Les Nouvelles de la Boulangerie

La machine à créer l’emploi en France reste en panne

Enquête UPA / I+C sur la conjoncture et l’emploi au 1er semestre 2014, réalisée durant la première quinzaine du mois de juillet 2014 auprès d’un panel représentatif de 4.400 entreprises de proximité dont 750 entreprises de l’artisanat de l’alimentation (boulangerie, pâtisserie, boucherie, charcuterie, poissonnerie…

Les résultats de la dernière enquête UPA / I+C portant sur la conjoncture et l’emploi dans l’artisanat et le commerce de proximité au premier semestre 2014 ne révèlent pas d’amélioration, ni sur le plan de la conjoncture ni sur le front de l’emploi.
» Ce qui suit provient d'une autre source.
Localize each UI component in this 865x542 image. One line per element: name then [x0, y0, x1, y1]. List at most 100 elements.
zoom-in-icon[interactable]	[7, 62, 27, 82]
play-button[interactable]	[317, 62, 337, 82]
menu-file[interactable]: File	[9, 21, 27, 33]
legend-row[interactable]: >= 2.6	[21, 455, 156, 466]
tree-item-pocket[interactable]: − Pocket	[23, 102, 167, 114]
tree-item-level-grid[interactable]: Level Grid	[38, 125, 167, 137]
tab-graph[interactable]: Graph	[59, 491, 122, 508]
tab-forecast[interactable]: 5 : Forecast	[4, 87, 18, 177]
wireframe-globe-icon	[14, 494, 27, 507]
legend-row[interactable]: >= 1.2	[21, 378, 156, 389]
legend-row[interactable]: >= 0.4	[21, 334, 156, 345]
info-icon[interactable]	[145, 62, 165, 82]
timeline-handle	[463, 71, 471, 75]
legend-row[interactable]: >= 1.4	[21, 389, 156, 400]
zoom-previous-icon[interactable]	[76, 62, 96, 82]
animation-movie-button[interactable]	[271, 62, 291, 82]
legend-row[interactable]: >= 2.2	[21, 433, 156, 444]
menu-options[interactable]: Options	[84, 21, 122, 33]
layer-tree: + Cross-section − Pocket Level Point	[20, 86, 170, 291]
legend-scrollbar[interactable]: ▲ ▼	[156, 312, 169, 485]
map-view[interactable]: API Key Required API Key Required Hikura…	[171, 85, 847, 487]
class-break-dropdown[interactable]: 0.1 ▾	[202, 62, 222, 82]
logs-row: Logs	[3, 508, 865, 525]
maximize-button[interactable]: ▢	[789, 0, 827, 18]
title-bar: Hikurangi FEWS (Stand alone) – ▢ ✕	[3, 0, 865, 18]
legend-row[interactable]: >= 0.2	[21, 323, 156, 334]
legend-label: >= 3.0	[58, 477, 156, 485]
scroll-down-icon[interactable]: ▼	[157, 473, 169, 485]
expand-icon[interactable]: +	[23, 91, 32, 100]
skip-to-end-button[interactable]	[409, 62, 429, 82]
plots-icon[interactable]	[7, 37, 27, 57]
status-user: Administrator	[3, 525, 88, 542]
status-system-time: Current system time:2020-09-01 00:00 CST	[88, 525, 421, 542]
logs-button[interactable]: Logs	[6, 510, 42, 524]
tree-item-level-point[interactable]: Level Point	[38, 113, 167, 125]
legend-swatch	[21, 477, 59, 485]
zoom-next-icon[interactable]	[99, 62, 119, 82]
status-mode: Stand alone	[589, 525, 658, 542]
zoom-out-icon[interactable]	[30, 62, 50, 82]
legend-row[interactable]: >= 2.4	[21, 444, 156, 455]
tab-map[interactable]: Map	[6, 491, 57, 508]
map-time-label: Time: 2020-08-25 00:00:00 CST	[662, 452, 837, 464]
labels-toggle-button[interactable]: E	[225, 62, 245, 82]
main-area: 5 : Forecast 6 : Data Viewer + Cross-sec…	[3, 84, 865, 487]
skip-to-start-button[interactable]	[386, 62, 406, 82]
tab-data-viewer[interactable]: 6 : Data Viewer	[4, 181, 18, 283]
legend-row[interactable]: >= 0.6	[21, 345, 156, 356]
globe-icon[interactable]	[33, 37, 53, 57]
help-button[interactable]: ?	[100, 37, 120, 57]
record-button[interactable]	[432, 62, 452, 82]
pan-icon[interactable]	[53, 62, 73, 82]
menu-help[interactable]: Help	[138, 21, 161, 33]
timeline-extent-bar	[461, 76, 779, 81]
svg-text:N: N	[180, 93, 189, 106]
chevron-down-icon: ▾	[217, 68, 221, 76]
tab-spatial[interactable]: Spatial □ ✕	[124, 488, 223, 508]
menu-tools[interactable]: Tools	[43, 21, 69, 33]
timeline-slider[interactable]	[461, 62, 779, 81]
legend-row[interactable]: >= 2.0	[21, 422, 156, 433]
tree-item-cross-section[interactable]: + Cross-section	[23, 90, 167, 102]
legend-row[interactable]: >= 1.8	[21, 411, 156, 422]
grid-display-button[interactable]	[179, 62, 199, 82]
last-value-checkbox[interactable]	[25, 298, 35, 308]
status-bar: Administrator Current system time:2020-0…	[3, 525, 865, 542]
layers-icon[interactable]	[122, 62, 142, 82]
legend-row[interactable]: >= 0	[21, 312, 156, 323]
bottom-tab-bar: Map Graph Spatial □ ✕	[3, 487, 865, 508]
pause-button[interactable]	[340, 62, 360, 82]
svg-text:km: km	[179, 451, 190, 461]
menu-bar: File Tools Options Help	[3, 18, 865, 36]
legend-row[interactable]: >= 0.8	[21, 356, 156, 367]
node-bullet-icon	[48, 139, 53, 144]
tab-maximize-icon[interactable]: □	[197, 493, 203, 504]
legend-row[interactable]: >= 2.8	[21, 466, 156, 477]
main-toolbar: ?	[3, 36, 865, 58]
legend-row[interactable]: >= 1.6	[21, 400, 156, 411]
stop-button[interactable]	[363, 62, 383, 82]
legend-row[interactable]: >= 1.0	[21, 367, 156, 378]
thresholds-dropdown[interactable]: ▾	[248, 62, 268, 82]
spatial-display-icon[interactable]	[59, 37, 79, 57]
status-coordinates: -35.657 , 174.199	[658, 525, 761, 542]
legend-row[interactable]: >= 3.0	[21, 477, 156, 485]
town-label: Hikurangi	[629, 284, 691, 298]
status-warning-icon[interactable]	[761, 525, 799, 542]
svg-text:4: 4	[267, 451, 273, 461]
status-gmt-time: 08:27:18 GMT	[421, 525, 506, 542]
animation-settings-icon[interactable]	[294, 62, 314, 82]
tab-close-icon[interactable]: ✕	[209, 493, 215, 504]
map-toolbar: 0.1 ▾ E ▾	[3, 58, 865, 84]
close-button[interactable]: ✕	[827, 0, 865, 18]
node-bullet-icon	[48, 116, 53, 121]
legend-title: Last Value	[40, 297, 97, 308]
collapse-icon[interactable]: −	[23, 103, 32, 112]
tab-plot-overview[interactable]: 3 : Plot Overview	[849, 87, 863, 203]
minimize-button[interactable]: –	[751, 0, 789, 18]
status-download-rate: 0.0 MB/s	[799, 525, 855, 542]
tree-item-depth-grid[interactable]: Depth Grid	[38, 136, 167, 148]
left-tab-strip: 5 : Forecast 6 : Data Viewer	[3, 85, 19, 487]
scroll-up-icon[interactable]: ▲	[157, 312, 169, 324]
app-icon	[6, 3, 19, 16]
Les entreprises de proximité qui ont créé plus de 100.000 entreprises et 600.000 emplois supplémentaires au cours des 10 années qui ont précédé la crise de 2008, ont accusé une baisse de 1,5% de leur chiffre d’affaires au deuxième trimestre.

Seules 19% de ces entreprises ont embauché sur l’ensemble du premier semestre, en stagnation par rapport à 2013

Ces chiffres nous rappellent que le pacte de responsabilité n’a encore aucune réalité dans les entreprises et que l’accélération du calendrier de baisse du coût du travail réclamée par l’UPA est totalement justifiée.

Les entreprises de l’alimentation et du bâtiment reculent respectivement de 0,5% et 1%, tandis que les secteurs des travaux publics, des services, de la fabrication et de l’hôtellerie-restauration, voient leur chiffre d’affaires baisser de 2,5 à 3%.

Près d’un tiers (30%) des chefs d’entreprise de l’artisanat et du commerce de proximité prévoient encore une baisse de chiffre d’affaires au cours du 3e trimestre, tandis que 18% d’entre eux anticipent au contraire une activité plus soutenue, à commencer par les hôteliers-restaurateurs qui traditionnellement  fondent des espoirs sur la période estivale.

L’enquête révèle enfin que près d’un quart (24%) des entreprises de proximité (qui emploient au moins un salarié) ont recours au temps partiel. La moitié de ces contrats à temps partiel sont d’une durée inférieure au nouveau plafond de 24 heures hebdomadaires fixé par la loi.

C’est pourquoi l’UPA demande que le nouveau dispositif légal sur le temps partiel soit assoupli, de façon à ce que l’intérêt commun de l’employeur et du salarié puisse être privilégié. Une mesure que le Premier ministre s’est engagé à prendre.